Berlin: Notruf in der Warteschleife
Jeder zehnte Brandenburger, der 110 wählt, muss sich länger als 30 Sekunden gedulden, bis jemand abhebt.
Potsdam/Berlin – Rund 60 000 Mal im Jahr oder 160 Mal am Tag erreichen Bürger in Brandenburg den Polizeinotruf 110 nicht und legten auf. Bei fast 100 000 der insgesamt 437 660 Anrufe im Jahr 2012 dauerte es länger als 30 Sekunden, bis ein Beamter in den Zentralen in Potsdam und Frankfurt (Oder) abnahm. Im Schnitt dauerte es 13 Sekunden.

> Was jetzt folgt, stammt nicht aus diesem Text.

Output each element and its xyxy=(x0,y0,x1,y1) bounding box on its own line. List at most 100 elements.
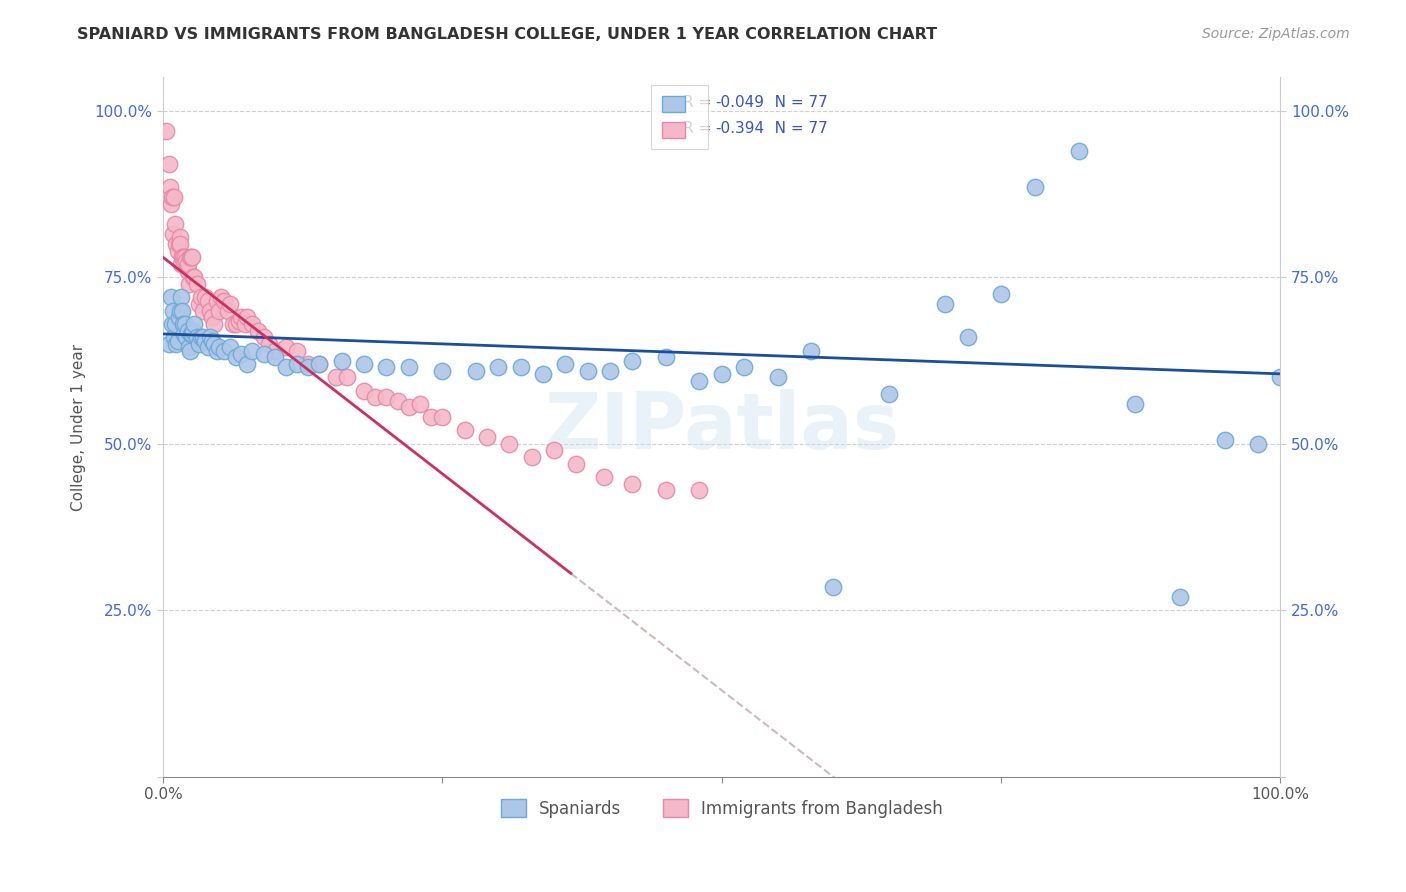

Die Zahlen nennt das Innenministerium in einer Antwort auf eine Anfrage des CDU- Landtagsabgeordneten Björn Lakenmacher. Er sprach von einem katastrophalen Zustand. „Die Menschen müssen sich darauf verlassen können, dass schnell Hilfe kommt, wenn sie die Polizei anrufen“, sagte Lakenmacher. „Mehr als jeder achte Anrufer musste den Notruf abbrechen, weil die Polizei nicht schnell genug erreichbar war.“ Grund sei die Polizeireform. Ein Sprecher des Innenministeriums wies die Kritik zurück. „Einen Sockel von etwa 60 000 abgebrochenen Notrufversuchen verzeichnete die Polizei auch vor der Reform 2011“, sagte er. Insgesamt sinke die Zahl der abgebrochene Notrufe. „Fälle, in denen Hilfesuchende den Polizeinotruf tatsächlich vergeblich wählen, sind sehr selten.“ Bei 20 000 der 60 000 abgebrochenen Anrufe ließen es die Bürger nur einmal klingeln und legten binnen fünf Sekunden auf. Die übrigen 40 000 abgebrochenen Anrufe gingen meist auf Mehrfachanrufer zurück.
In Berlin ist der Notruf schneller zu erreichen. Bei der Polizei dauert es im Schnitt sechs Sekunden, bis ein Beamter abnimmt. 81 Prozent der Anrufe werden binnen zehn Sekunden angenommen, in Brandenburg ist das nur bei der Hälfte der Fall. Bei nur fünf Prozent der Notrufe in Berlin – in Brandenburg waren es zehn Prozent – dauert es länger als 30 Sekunden.
Durch die Polizeireform seien zu wenige Beamte und Streifenwagen auf Brandenburgs Straßen unterwegs, sagte CDU- Innenexperte Lakenmacher. Der Chef der Gewerkschaft der Polizei, Andreas Schuster, sagte, die bei der Polizeireform vorgegebene Zahl, dass 160 Streifenwagen am Tag im Land im Einsatz seien sollen, werde wegen Personalmangels nicht erreicht. Aktuell seien es bis zu 115 Fahrzeuge. Der Vize-Landeschef der Deutschen Polizeigewerkschaft, Lutz Thierfelder, sagte: „Fragen Sie mal auf dem Dorf nach, wann die dort den letzten Streifenwagen gesehen haben.“
Gravierend wirkt sich Polizeireform auf die Einsatzzeiten aus. Es dauerte 26,47 Minuten von der Alarmierung eines Einsatzwagens bis zur Ankunft vor Ort. 2011, vor der Polizeireform, waren es 24,22 Minuten, 2008 nur 23,24 Minuten. Laut Schuster sind die Zahlen der vergangenen beiden Jahre für die Reform geschönt. Zuvor sei die Interventionszeit ab Notruf bis zum Eintreffen am Einsatzort gemessen worden. Seit der Polizeireform werde erst gemessen, wenn ein Streifenwagen losfährt. Mit der Polizeireform soll die Zahl der Stellen von 8900 auf 7000 im Jahr 2020 sinken. Wegen rapide steigender Einbruchs- und Grenzkriminalität soll der Stellenabbau nach internen Absprachen auf 7800 Stellen abgebremst werden.
Die Feuerwehr in Berlin ist durchschnittlich nach sieben bis acht Sekunden an der Leitung. Die Notrufe könnten zu 90 Prozent in unter zehn Sekunden angenommen werden, sagte ein Sprecher. Massive Kritik gibt es aber auch hier. So komme jeder zweite Rettungswagen verspätet zum Patienten, kritisiert die Gewerkschaft. Grund seien personelle Engpässe.